Uricosuric agents act on renal proximal tubule transporters, reducing UA reabsorption. Lesinurad is an oral selective inhibitor of URAT1 and OAT4 urate transporters; probenecid and benzbromarone only inhibit URAT1 [9, 16]. Probenecid cannot be prescribed if chronic kidney disease or blood dyscrasias are present, while benzbromarone causes hepatotoxicity [16]. SUA can also be lowered by recombinant uricases such as pegloticase and rasburicase, which metabolise uric acid into allantoin. These drugs are parentally administered and well tolerated, although some individuals may develop anaphylactic reactions and antibodies against these agents, limiting their effectiveness [12, 17].
In a recent meta-analysis, UA-lowering medicines were shown to reduce the incidence of major adverse cardiovascular events (MACE), significantly reducing the all-cause mortality [18]. However, further randomised controlled studies are needed to answer definitively the question of whether SUA reduction would have beneficial effects on CV outcomes in the general population and in cohorts at higher risk of CV disease.
Conclusions
Hyperuricaemia is often an under-recognised CV risk factor.
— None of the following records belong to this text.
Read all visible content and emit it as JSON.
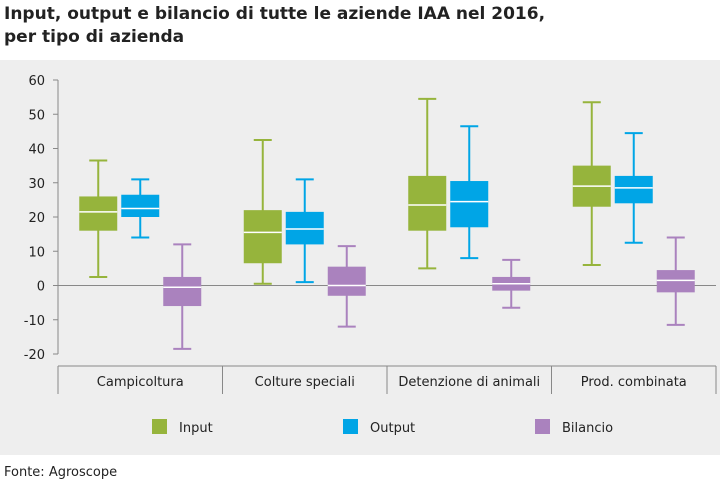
{
  "title_lines": [
    "Input, output e bilancio di tutte le aziende IAA nel 2016,",
    "per tipo di azienda"
  ],
  "source": "Fonte: Agroscope",
  "colors": {
    "input": "#96b43c",
    "output": "#00a5e6",
    "bilancio": "#aa82be",
    "axis": "#888888",
    "text": "#222222"
  },
  "chart_data": {
    "type": "boxplot",
    "title": "Input, output e bilancio di tutte le aziende IAA nel 2016, per tipo di azienda",
    "ylim": [
      -20,
      60
    ],
    "yticks": [
      -20,
      -10,
      0,
      10,
      20,
      30,
      40,
      50,
      60
    ],
    "ytick_labels": [
      "-20",
      "-10",
      "0",
      "10",
      "20",
      "30",
      "40",
      "50",
      "60"
    ],
    "categories": [
      "Campicoltura",
      "Colture speciali",
      "Detenzione di animali",
      "Prod. combinata"
    ],
    "legend": [
      "Input",
      "Output",
      "Bilancio"
    ],
    "legend_position": "bottom",
    "series": [
      {
        "name": "Input",
        "color": "#96b43c",
        "boxes": [
          {
            "min": 2.5,
            "q1": 16,
            "median": 21.5,
            "q3": 26,
            "max": 36.5
          },
          {
            "min": 0.5,
            "q1": 6.5,
            "median": 15.5,
            "q3": 22,
            "max": 42.5
          },
          {
            "min": 5,
            "q1": 16,
            "median": 23.5,
            "q3": 32,
            "max": 54.5
          },
          {
            "min": 6,
            "q1": 23,
            "median": 29,
            "q3": 35,
            "max": 53.5
          }
        ]
      },
      {
        "name": "Output",
        "color": "#00a5e6",
        "boxes": [
          {
            "min": 14,
            "q1": 20,
            "median": 22.5,
            "q3": 26.5,
            "max": 31
          },
          {
            "min": 1,
            "q1": 12,
            "median": 16.5,
            "q3": 21.5,
            "max": 31
          },
          {
            "min": 8,
            "q1": 17,
            "median": 24.5,
            "q3": 30.5,
            "max": 46.5
          },
          {
            "min": 12.5,
            "q1": 24,
            "median": 28.5,
            "q3": 32,
            "max": 44.5
          }
        ]
      },
      {
        "name": "Bilancio",
        "color": "#aa82be",
        "boxes": [
          {
            "min": -18.5,
            "q1": -6,
            "median": -0.5,
            "q3": 2.5,
            "max": 12
          },
          {
            "min": -12,
            "q1": -3,
            "median": 0,
            "q3": 5.5,
            "max": 11.5
          },
          {
            "min": -6.5,
            "q1": -1.5,
            "median": 0.5,
            "q3": 2.5,
            "max": 7.5
          },
          {
            "min": -11.5,
            "q1": -2,
            "median": 1.5,
            "q3": 4.5,
            "max": 14
          }
        ]
      }
    ]
  }
}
In experimental models, UA has been shown to induce endothelial dysfunction, oxidative stress, and systemic and local inflammation. On the other hand, epidemiological and genetic studies have shown significant associations between hyperuricaemia and several CV diseases, such as hypertension, metabolic syndrome, heart failure, coronary artery disease, diabetes, and chronic kidney disease. A few trials have demonstrated a clear benefit of UA-lowering therapies on CV outcomes.
It is recommended to treat symptomatic hyperuricaemia with a target level of serum UA ≤6 mg/dL. However, the level of evidence is not sufficient to recommend treatment in asymptomatic individuals without significant comorbidities. Further randomised controlled studies are warranted to clarify better the role of UA as an independent CV risk factor and to assess the beneficial effects of UA-lowering therapies on CV outcomes.